Tutte panzane. Molti giornali ci avevano raccontato che nella Conferenza Episcopale Italiana era in atto uno scontro fra amici di Prodi e di Berlusconi, che come in un telefilm di serie B in Vaticano c'erano il poliziotto cattivo, impersonato dal Papa, e il poliziotto buono, interpretato dal cardinale Bertone che avrebbe consigliato ai vescovi italiani mano leggera sui Dico. Sciocchezze, spazzate via dal testo ufficiale della nota dei vescovi italiani sui Dico, dove non c’è traccia né di sconti né di scappatoie.
Il documento giudica la legge Bindi-Pollastrini sui Dico «inaccettabile sul piano di principio, pericolosa sul piano sociale ed educativo». Né bastano le proclamate buone intenzioni: «Quale che sia l’intenzione di chi propone questa scelta, l’effetto sarebbe inevitabilmente deleterio per la famiglia. Si toglierebbe, infatti, al patto matrimoniale la sua unicità, che sola giustifica i diritti che sono propri dei coniugi e che appartengono soltanto a loro. Del resto, la storia insegna che ogni legge crea mentalità e costume». Come è ovvio, è giudicato «un problema ancor più grave» quello «rappresentato dalla legalizzazione delle unioni di persone dello stesso sesso, perché, in questo caso, si negherebbe la differenza sessuale, che è insuperabile». Ma il «più» davanti a «grave» significa che restano gravi anche i Dico eterosessuali. Eventuali problemi concreti e casi pietosi possono essere risolti «nell'ambito dei diritti individuali, senza ipotizzare una nuova figura giuridica che sarebbe alternativa al matrimonio e alla famiglia e produrrebbe più guasti di quelli che vorrebbe sanare».
La battaglia decisiva che i «cattolici adulti» hanno combattuto sui media amici cercando qualche sponda fra i vescovi - soprattutto in pensione, però - e permettendo a qualche giornale di riferire i fatti della Chiesa in due colonne, dove all'insegnamento del Papa si contrapponeva il «magistero parallelo» del cardinale Martini, di qualche professore di teologia e giù giù fino a Rosy Bindi, non riguardava però il giudizio della Conferenza Episcopale sui Dico. Dopo una raffica di interventi chiarissimi del Papa, nessuno poteva immaginare che i vescovi si pronunciassero diversamente. La vera questione era quella del margine di manovra delle varie Bindi, pronte ad appellarsi alla libertà di coscienza e all’autonomia della politica, che è il cuore del progetto dei «cattolici adulti».
Su questo punto, dove avevano voluto portare la battaglia, i «cattolici adulti» incassano la più sonora delle sconfitte.

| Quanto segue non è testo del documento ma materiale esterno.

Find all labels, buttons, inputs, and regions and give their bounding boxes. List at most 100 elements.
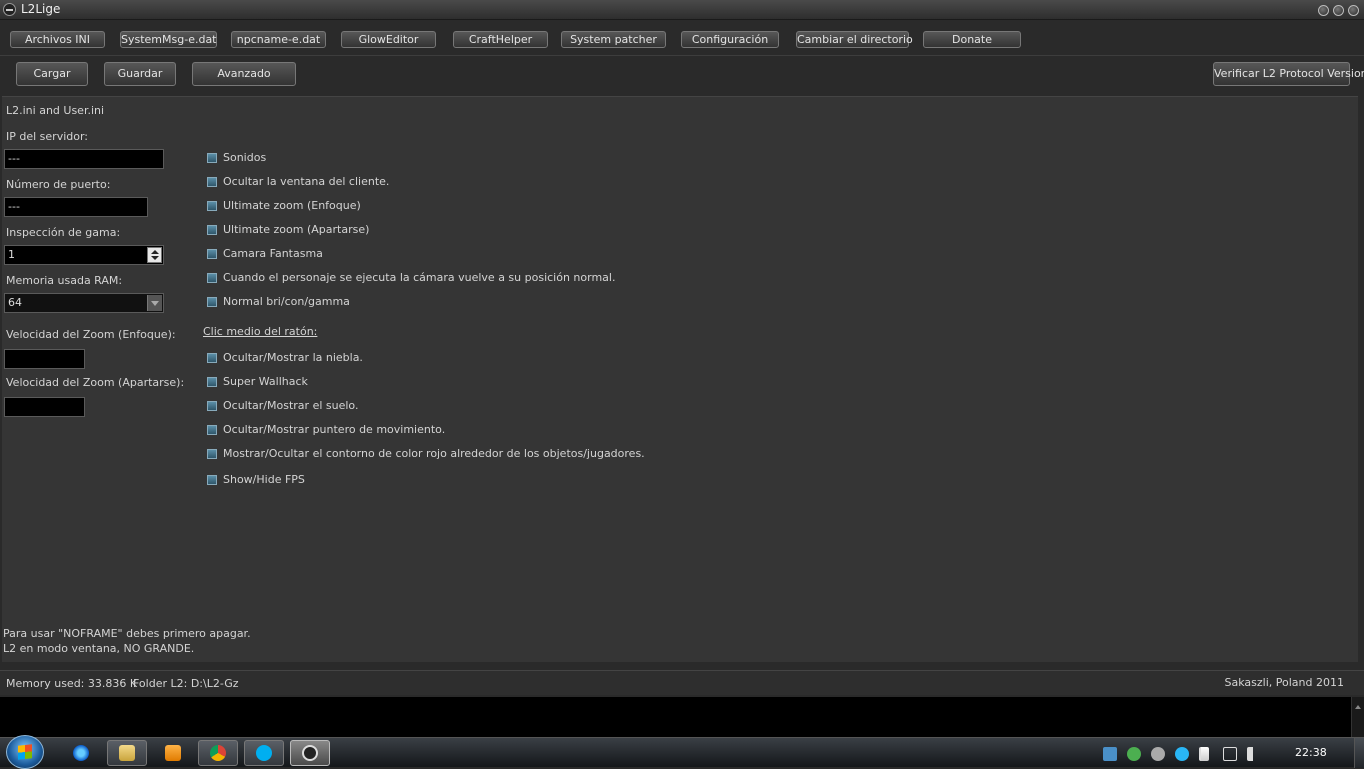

Certamente, spiega la nota, i cattolici impegnati in politica devono decidere secondo coscienza, ma questa dev'essere «rettamente formata». Diversamente, l'appello alla coscienza potrebbe giustificare qualunque cosa. «Il fedele cristiano - spiega la nota - è tenuto a formare la propria coscienza confrontandosi seriamente con l'insegnamento del Magistero, e pertanto non può appellarsi al principio del pluralismo e dell'autonomia dei laici in politica, favorendo soluzioni che compromettano o che attenuino la salvaguardia delle esigenze etiche fondamentali per il bene comune della società». Per chi non avesse capito, o non volesse capire, questo significa che «il parlamentare cattolico ha il dovere morale di esprimere chiaramente e pubblicamente il suo disaccordo e votare contro il progetto di legge». Se non lo fa, è un «cristiano incoerente»: e dovrebbero trarne conseguenze precise sia il suo parroco sia gli elettori cattolici.